In a note published this week, UBS said the strong AI outlook “should underpin markets in 2026,” following upbeat guidance from NVIDIA that lifted Nasdaq futures nearly 2% ahead of the U.S. open on 20 November.
However, those gains were quickly erased with the Nasdaq closing over 2% lower and Nvidia closing the session down more than 3%.
Nevertheless, UBS said NVIDIA’s comments, without taking a single-company view, reinforce its conviction that “AI and technology will remain the key drivers of global equity markets in 2026.”
The bank highlighted that transformational innovation, coupled with “continued strong capex and growing evidence of AI monetization,” is likely to fuel further gains across AI-linked stocks next year.

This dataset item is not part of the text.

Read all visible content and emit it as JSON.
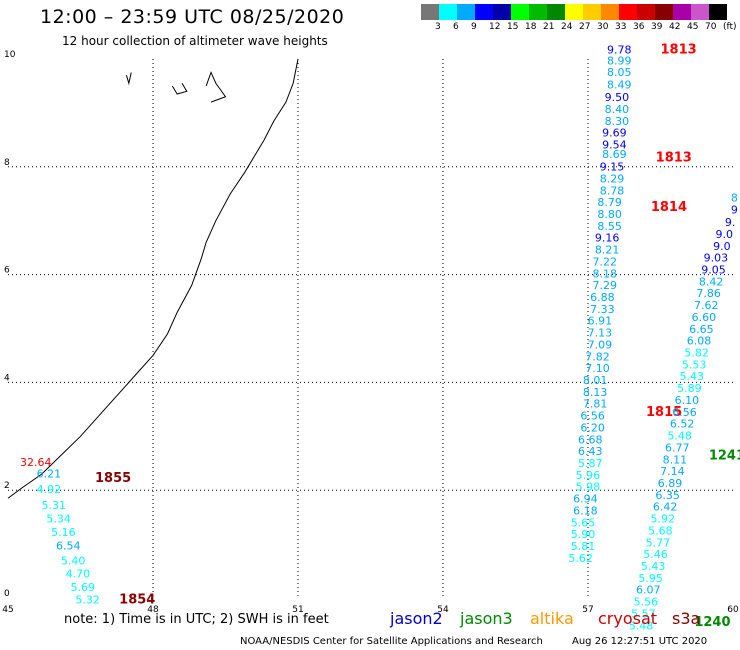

But UBS added that AI-related investment opportunities extend beyond technology. It noted that rising electricity demand is boosting activity across “power generation, energy storage, and grid infrastructure,” while structural growth in longevity, companies helping people live longer and healthier lives, remains compelling.
UBS expects Federal Reserve rate cuts through the first quarter to provide another tailwind, forecasting the S&P 500 to reach 7,700 by year-end 2026.
Beyond the U.S., UBS sees opportunities in Japan, Europe and China. It rates Japanese equities as Attractive, citing rebounding corporate earnings and supportive policies.
China’s tech sector “stands out as a top global opportunity,” benefiting from innovation, policy support and robust earnings. Europe has also been upgraded to Attractive, with UBS projecting 7% earnings growth for the Euro Stoxx 50 next year.
UBS also upgraded commodities to Attractive, supported by supply constraints and rising demand, while gold should gain from lower real yields and geopolitical uncertainty. Quality bonds remain important, though UBS is cautious on riskier credit.
The bank concluded that with a clear plan and diversified portfolio, investors “can position themselves to thrive in 2026 and beyond.”